Enfin, comme nous dépassions l’orbite d’Uranus, le Conseil descendit à son tour dans la ville basse, et j’occupai définitivement mon appartement au palais des Mondes, à six cents mètres de profondeur. Dans mon bureau, de grands écrans donnaient l’illusion de fenêtres ouvertes sur le ciel noir. La pression atmosphérique baissait maintenant rapidement, l’air se liquéfiait, recouvrant d’une neige plus grise la neige habituelle.
Je me rendais quelquefois encore, le plus souvent avec Rhénia et Kelbic, dans mon ancien bureau, au sommet de la Solodine. Un petit thermodiateur y maintenait une température supportable, et les fenêtres, étanches, avaient été renforcées pour supporter la pression interne. Je me souviens très bien du jour où nous dépassâmes l’orbite de Hadès. Nous étions tous trois assis à nos places habituelles. Mais mon bureau, jadis surchargé de documents, était vide, excepté une rame de papier blanc — nous utilisions encore le papier, à vrai dire différent du vôtre et bien plus résistant — et, posée sur elle, une hache de pierre taillée. Elle m’avait été donnée il y avait bien longtemps par mon ami disparu, R’vark le géologue, et datait de la première préhistoire. Je la conservai là comme un symbole, symbole de la continuité de l’effort humain, ou, peut-être, par une vague superstition, comme porte-bonheur. Elle incarnait pour moi l’esprit des ancêtres qui avaient lutté contre une nature hostile qui avaient survécu et nous commandaient de ne jamais abandonner le combat. Peut-être aussi voulais-je associer ainsi l’humble fabricant de cette arme des âges oubliés à notre propre effort.

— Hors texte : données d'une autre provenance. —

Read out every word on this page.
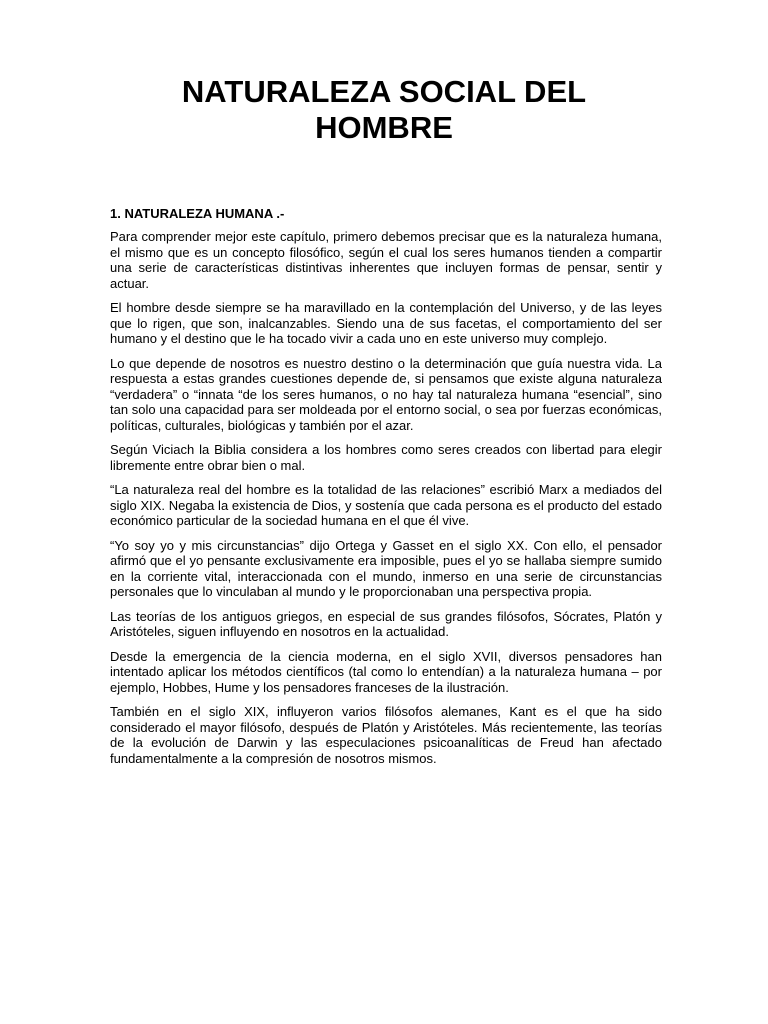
NATURALEZA SOCIAL DEL
HOMBRE
1. NATURALEZA HUMANA .-

Para comprender mejor este capítulo, primero debemos precisar que es la naturaleza humana, el mismo que es un concepto filosófico, según el cual los seres humanos tienden a compartir una serie de características distintivas inherentes que incluyen formas de pensar, sentir y actuar.

El hombre desde siempre se ha maravillado en la contemplación del Universo, y de las leyes que lo rigen, que son, inalcanzables. Siendo una de sus facetas, el comportamiento del ser humano y el destino que le ha tocado vivir a cada uno en este universo muy complejo.

Lo que depende de nosotros es nuestro destino o la determinación que guía nuestra vida. La respuesta a estas grandes cuestiones depende de, si pensamos que existe alguna naturaleza “verdadera” o “innata “de los seres humanos, o no hay tal naturaleza humana “esencial”, sino tan solo una capacidad para ser moldeada por el entorno social, o sea por fuerzas económicas, políticas, culturales, biológicas y también por el azar.

Según Viciach la Biblia considera a los hombres como seres creados con libertad para elegir libremente entre obrar bien o mal.

“La naturaleza real del hombre es la totalidad de las relaciones” escribió Marx a mediados del siglo XIX. Negaba la existencia de Dios, y sostenía que cada persona es el producto del estado económico particular de la sociedad humana en el que él vive.

“Yo soy yo y mis circunstancias” dijo Ortega y Gasset en el siglo XX. Con ello, el pensador afirmó que el yo pensante exclusivamente era imposible, pues el yo se hallaba siempre sumido en la corriente vital, interaccionada con el mundo, inmerso en una serie de circunstancias personales que lo vinculaban al mundo y le proporcionaban una perspectiva propia.

Las teorías de los antiguos griegos, en especial de sus grandes filósofos, Sócrates, Platón y Aristóteles, siguen influyendo en nosotros en la actualidad.

Desde la emergencia de la ciencia moderna, en el siglo XVII, diversos pensadores han intentado aplicar los métodos científicos (tal como lo entendían) a la naturaleza humana – por ejemplo, Hobbes, Hume y los pensadores franceses de la ilustración.

También en el siglo XIX, influyeron varios filósofos alemanes, Kant es el que ha sido considerado el mayor filósofo, después de Platón y Aristóteles. Más recientemente, las teorías de la evolución de Darwin y las especulaciones psicoanalíticas de Freud han afectado fundamentalmente a la compresión de nosotros mismos.
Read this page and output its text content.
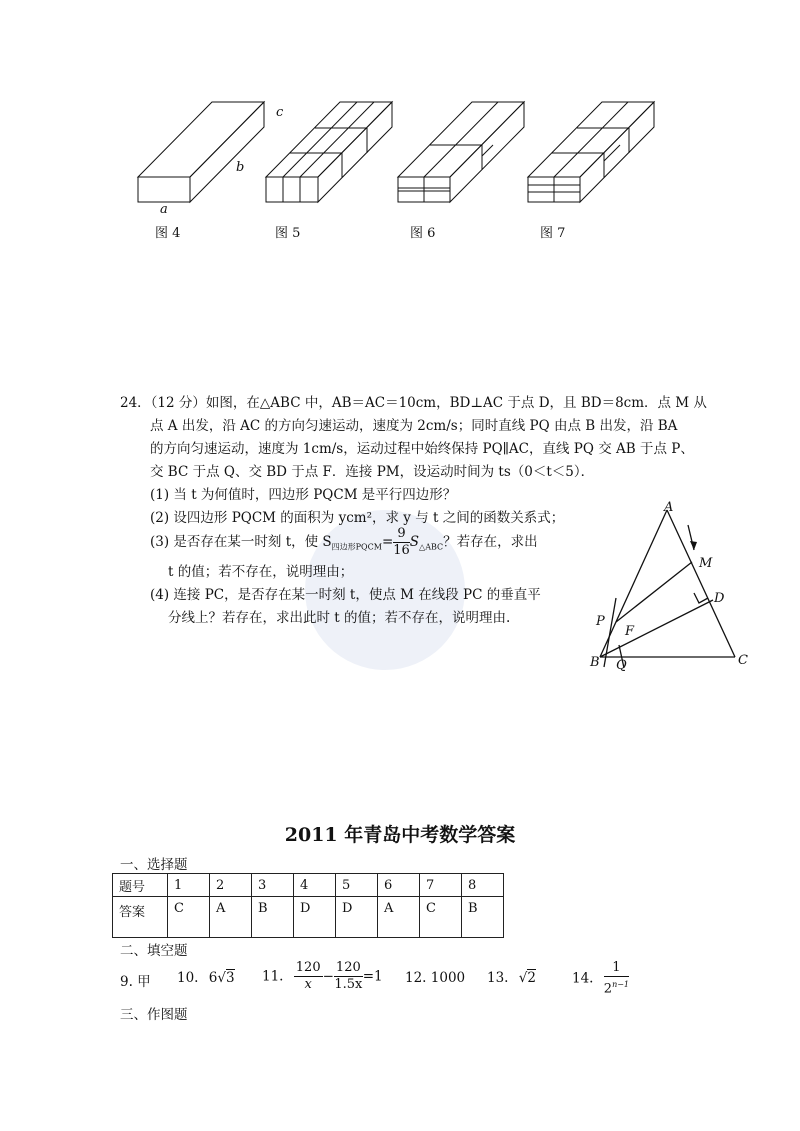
a
b
c
图 4	图 5	图 6	图 7
24．（12 分）如图，在△ABC 中，AB＝AC＝10cm，BD⊥AC 于点 D，且 BD＝8cm．点 M 从
点 A 出发，沿 AC 的方向匀速运动，速度为 2cm/s；同时直线 PQ 由点 B 出发，沿 BA
的方向匀速运动，速度为 1cm/s，运动过程中始终保持 PQ∥AC，直线 PQ 交 AB 于点 P、
交 BC 于点 Q、交 BD 于点 F．连接 PM，设运动时间为 ts（0＜t＜5）．
(1) 当 t 为何值时，四边形 PQCM 是平行四边形？
(2) 设四边形 PQCM 的面积为 ycm²，求 y 与 t 之间的函数关系式；
(3) 是否存在某一时刻 t，使 $S_{四边形PQCM}= \frac{9}{16} S_{\triangle ABC}$？若存在，求出
t 的值；若不存在，说明理由；
(4) 连接 PC，是否存在某一时刻 t，使点 M 在线段 PC 的垂直平
分线上？若存在，求出此时 t 的值；若不存在，说明理由.
A
M
D
P
F
B Q	C
2011 年青岛中考数学答案
一、选择题
题号	1	2	3	4	5	6	7	8
答案	C	A	B	D	D	A	C	B
二、填空题
9. 甲 10. 6√3 11. $\frac{120}{x} - \frac{120}{1.5x} =1$ 12. 1000 13. √2	14. $\frac{1}{2^{n-1}}$
三、作图题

J’étais assis près d’une fenêtre. Dehors la nuit piquetée d’étoiles et loin, bien loin, une d’entre elles qui brillait, plus grosse que les autres : notre père le Soleil. Affleurant l’horizon, un disque pâle se détachait à peine sur le ciel, notre vieille Lune fidèle. Vénus était presque invisible.
La ville s’étendait devant moi, toutes lumières éteintes, sauf celles d’un observatoire. Les superstructures, adoucies par la neige et l’air solidifié, amoncelées dessinaient des croupes molles décroissant lentement de hauteur vers le nord. Quelques arbres morts, victimes du long hiver qui s’était abattu sur le monde, perçaient de leurs bras dépouillés cette immobilité morne, sous une faible lumière sans chaleur.
J’activai un écran, et la face de Kerla, l’astronome en chef, apparut.
« Dans combien de temps passerons-nous la limite, Kerlan ?
— Trois minutes et quinze secondes. »
La limite … Nous désignions sous ce nom l’orbite théorique d’Hadès, c’est-à-dire celle que cette planète aurait parcouru, si cette orbite avait été circulaire au lieu d’être fortement elliptique. Elle marquait la frontière du système solaire.
Doucement, les minutes coulèrent. Nous aurions dû nous joindre aux autres, dans la ville basse, mais j’avais préféré mon ancien bureau, plus intime. En fait, cette limite n’avait aucune importance, mais, tekns comme trills, nous avions tous pris l’habitude de dater le vrai départ du franchissement de cette ligne doublement imaginaire, puisqu’elle ne correspondait même pas à la trajectoire véritable d’Hadès.
Un léger « plop » retentit. Cérémonieusement, Kelbic débouchait une bouteille de vin de Maran, emplissait trois verres que Rhénia venait de disposer sur ma table. Silencieux, nous attendîmes.
« Dans dix secondes », dit la voix de Kerla.
Je me levai, saisis mon verre.
« Amis, le toast de Kalr le fondateur ! Aux ères passées …
— À l’heure présente, répondit Kelbic.
— Aux jours éternellement à venir », acheva doucement Rhénia.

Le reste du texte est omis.